The major urinary metabolites of EHA were the glucuronic acid conjugate of EHA, 2-ethylhexanedioic acid, isomers of hydroxy-2-ethylhexanoic acid and two isomeric metabolites proposed to be lactones. The parent compound was present in the urine at approximately 1.5 to 6.7% of the dose, depending upon the dose level and route of administration.

 

A skin washing study was conducted to determine the efficiency of removal of dermally applied EHA from the skin surface by washing the skin with soapy water. The exposure site was washed five to ten minutes after dermal exposure to 14C-EHA at 1000 mg/kg. Essentially all of the 14C was recovered during the washing procedure (101.9%). 14C excreted in the urine and feces over 96 hr was negligible (less than 0.2%).

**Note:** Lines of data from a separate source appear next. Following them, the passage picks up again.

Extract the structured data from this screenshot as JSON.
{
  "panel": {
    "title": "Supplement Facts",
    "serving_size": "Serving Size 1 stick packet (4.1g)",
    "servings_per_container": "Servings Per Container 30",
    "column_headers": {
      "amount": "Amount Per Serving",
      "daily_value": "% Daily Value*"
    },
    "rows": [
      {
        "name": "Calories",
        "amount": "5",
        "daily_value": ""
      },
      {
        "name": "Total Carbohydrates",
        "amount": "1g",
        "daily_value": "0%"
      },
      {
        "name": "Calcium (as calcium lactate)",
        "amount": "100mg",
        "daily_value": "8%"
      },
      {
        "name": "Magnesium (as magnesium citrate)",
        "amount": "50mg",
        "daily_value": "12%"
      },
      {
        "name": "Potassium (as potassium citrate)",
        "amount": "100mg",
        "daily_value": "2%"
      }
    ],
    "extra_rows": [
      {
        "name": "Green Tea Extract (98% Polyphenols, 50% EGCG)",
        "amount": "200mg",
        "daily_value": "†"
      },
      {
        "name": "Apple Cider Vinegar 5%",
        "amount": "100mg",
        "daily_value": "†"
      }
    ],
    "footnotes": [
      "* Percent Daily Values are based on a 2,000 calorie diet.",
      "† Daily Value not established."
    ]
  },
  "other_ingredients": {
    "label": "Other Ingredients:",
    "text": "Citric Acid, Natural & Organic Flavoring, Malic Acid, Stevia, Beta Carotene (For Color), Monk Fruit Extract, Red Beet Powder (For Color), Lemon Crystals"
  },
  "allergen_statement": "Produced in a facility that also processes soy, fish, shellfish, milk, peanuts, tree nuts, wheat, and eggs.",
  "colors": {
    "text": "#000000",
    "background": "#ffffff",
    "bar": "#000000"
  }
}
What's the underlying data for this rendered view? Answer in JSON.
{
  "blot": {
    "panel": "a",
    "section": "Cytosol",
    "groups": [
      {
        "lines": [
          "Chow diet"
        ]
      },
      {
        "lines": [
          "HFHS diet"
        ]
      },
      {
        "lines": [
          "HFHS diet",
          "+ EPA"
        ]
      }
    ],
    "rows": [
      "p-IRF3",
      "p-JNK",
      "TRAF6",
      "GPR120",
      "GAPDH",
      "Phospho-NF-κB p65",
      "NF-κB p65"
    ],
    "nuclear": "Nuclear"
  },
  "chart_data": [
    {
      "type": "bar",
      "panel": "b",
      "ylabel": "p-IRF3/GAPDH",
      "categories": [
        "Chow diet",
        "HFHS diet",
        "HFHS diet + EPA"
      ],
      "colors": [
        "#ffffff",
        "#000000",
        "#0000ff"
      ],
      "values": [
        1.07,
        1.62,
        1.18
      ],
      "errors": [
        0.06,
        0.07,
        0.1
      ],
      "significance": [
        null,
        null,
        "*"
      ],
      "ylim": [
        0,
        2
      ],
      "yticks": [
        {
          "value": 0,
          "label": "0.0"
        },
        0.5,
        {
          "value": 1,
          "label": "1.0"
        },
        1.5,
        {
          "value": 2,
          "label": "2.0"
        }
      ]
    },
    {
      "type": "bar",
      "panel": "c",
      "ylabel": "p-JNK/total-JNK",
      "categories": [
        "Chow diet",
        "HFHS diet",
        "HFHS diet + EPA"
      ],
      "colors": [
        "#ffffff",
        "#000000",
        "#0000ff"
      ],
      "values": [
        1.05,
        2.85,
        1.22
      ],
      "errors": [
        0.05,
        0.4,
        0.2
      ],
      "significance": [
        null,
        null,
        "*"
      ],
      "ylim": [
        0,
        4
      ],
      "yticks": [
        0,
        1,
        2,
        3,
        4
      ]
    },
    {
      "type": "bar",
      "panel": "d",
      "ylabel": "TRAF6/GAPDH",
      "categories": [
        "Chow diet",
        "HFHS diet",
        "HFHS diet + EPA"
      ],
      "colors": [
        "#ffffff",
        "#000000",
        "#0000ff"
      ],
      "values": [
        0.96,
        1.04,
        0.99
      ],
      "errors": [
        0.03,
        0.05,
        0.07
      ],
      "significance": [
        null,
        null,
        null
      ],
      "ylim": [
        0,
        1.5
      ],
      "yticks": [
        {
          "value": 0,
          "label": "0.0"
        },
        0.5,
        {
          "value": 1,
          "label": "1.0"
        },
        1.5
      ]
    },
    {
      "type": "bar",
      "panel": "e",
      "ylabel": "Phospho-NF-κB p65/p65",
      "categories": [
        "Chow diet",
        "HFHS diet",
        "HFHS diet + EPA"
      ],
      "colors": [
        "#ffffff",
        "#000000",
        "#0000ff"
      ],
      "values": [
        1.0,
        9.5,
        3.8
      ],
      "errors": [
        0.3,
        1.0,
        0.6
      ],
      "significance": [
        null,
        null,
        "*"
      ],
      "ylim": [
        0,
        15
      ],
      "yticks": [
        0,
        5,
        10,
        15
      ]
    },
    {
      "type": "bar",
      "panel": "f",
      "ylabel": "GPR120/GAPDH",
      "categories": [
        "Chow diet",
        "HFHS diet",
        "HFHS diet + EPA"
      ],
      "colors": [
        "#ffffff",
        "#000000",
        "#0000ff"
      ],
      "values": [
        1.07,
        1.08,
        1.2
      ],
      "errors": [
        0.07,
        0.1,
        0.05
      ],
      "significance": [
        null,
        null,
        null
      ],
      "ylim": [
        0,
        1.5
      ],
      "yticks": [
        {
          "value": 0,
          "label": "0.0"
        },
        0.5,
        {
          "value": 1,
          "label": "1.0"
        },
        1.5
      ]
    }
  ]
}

Discussion on bioaccumulation potential result:

Little information is available on tin bis(2 -ethylhexanoate) and on tin salts. The biological half-life of 113Sn in mice was estimated to be 29 days.

 

EHA metabolic disposition and toxicokinetics have been investigated in rats. Following administration of EHA, the material is rapidly cleared within 24 hours by oxidative metabolism to diacids, hydroxyacids, lactones and glucuronic acid conjugates of these metabolites in urine and in feces.